Tutto questo era la scuola di Nisticò: la bottega artigianale dove si modellava un giornalismo che ha portato la Sicilia in un quadro nazionale. Dove il rapporto con le fonti passava attraverso un filtro critico così rigoroso che a volte rischiava di diventare uno schermo ideologico. Si può dire che in quegli anni immagine dell’“Ora” era molto vicina al ruolo di contropotere rivendicato dal giornalismo americano ma proprio per questo il potere rovesciò su quel grillo parlante della periferia italiana un fiume di veleni, incredibili teoremi, perfino macchinazioni poliziesche.
Il culmine arrivò con il caso De Mauro. Si mise in moto un'operazione a tenaglia: da un lato si cercò di riportare dentro il giornale la responsabilità di quella misteriosa scomparsa, quasi che avesse ordinata il direttore, e dall’altro i servizi segreti non esitarono a reclutare giornalisti di nome, personaggi in cerca d'autore e avvocati a libro paga per promuovere una colossale opera di depistaggio.

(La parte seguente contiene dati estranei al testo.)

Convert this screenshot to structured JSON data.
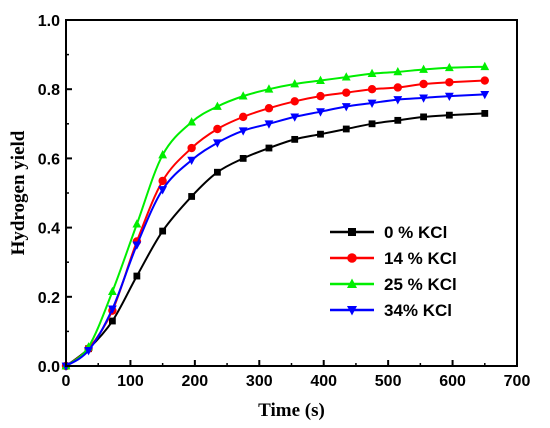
{
  "chart_data": {
    "type": "line",
    "xlabel": "Time (s)",
    "ylabel": "Hydrogen yield",
    "xlim": [
      0,
      700
    ],
    "ylim": [
      0,
      1.0
    ],
    "xticks": [
      0,
      100,
      200,
      300,
      400,
      500,
      600,
      700
    ],
    "yticks": [
      0.0,
      0.2,
      0.4,
      0.6,
      0.8,
      1.0
    ],
    "xtick_labels": [
      "0",
      "100",
      "200",
      "300",
      "400",
      "500",
      "600",
      "700"
    ],
    "ytick_labels": [
      "0.0",
      "0.2",
      "0.4",
      "0.6",
      "0.8",
      "1.0"
    ],
    "grid": false,
    "legend_position": "lower-right",
    "series": [
      {
        "name": "0 % KCl",
        "color": "#000000",
        "marker": "square",
        "x": [
          0,
          35,
          72,
          110,
          150,
          195,
          235,
          275,
          315,
          355,
          395,
          435,
          475,
          515,
          555,
          595,
          650
        ],
        "y": [
          0.0,
          0.05,
          0.13,
          0.26,
          0.39,
          0.49,
          0.56,
          0.6,
          0.63,
          0.655,
          0.67,
          0.685,
          0.7,
          0.71,
          0.72,
          0.725,
          0.73
        ]
      },
      {
        "name": "14 % KCl",
        "color": "#ff0000",
        "marker": "circle",
        "x": [
          0,
          35,
          72,
          110,
          150,
          195,
          235,
          275,
          315,
          355,
          395,
          435,
          475,
          515,
          555,
          595,
          650
        ],
        "y": [
          0.0,
          0.05,
          0.16,
          0.36,
          0.535,
          0.63,
          0.685,
          0.72,
          0.745,
          0.765,
          0.78,
          0.79,
          0.8,
          0.805,
          0.815,
          0.82,
          0.825
        ]
      },
      {
        "name": "25 % KCl",
        "color": "#00ee00",
        "marker": "triangle-up",
        "x": [
          0,
          35,
          72,
          110,
          150,
          195,
          235,
          275,
          315,
          355,
          395,
          435,
          475,
          515,
          555,
          595,
          650
        ],
        "y": [
          0.0,
          0.055,
          0.215,
          0.41,
          0.61,
          0.705,
          0.75,
          0.78,
          0.8,
          0.815,
          0.825,
          0.835,
          0.845,
          0.85,
          0.857,
          0.862,
          0.865
        ]
      },
      {
        "name": "34% KCl",
        "color": "#0000ff",
        "marker": "triangle-down",
        "x": [
          0,
          35,
          72,
          110,
          150,
          195,
          235,
          275,
          315,
          355,
          395,
          435,
          475,
          515,
          555,
          595,
          650
        ],
        "y": [
          0.0,
          0.045,
          0.165,
          0.35,
          0.51,
          0.595,
          0.645,
          0.68,
          0.7,
          0.72,
          0.735,
          0.75,
          0.76,
          0.77,
          0.775,
          0.78,
          0.785
        ]
      }
    ]
  }
}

Com'era accaduto nel 1958 anche allora il giornale seppe raccogliere la sfida, e uscirne quasi indenne. La sua indipendenza era salva ma la sua sopravvivenza ormai compromessa. Il declino inesorabile era appena cominciato. Aveva tante cause, non ultima il disastro gestionale di un'impresa che non era mai diventata azienda. Ma il valore di quella scuola e di quella formidabile esperienza è facile riconoscerlo. Oggi più che mai.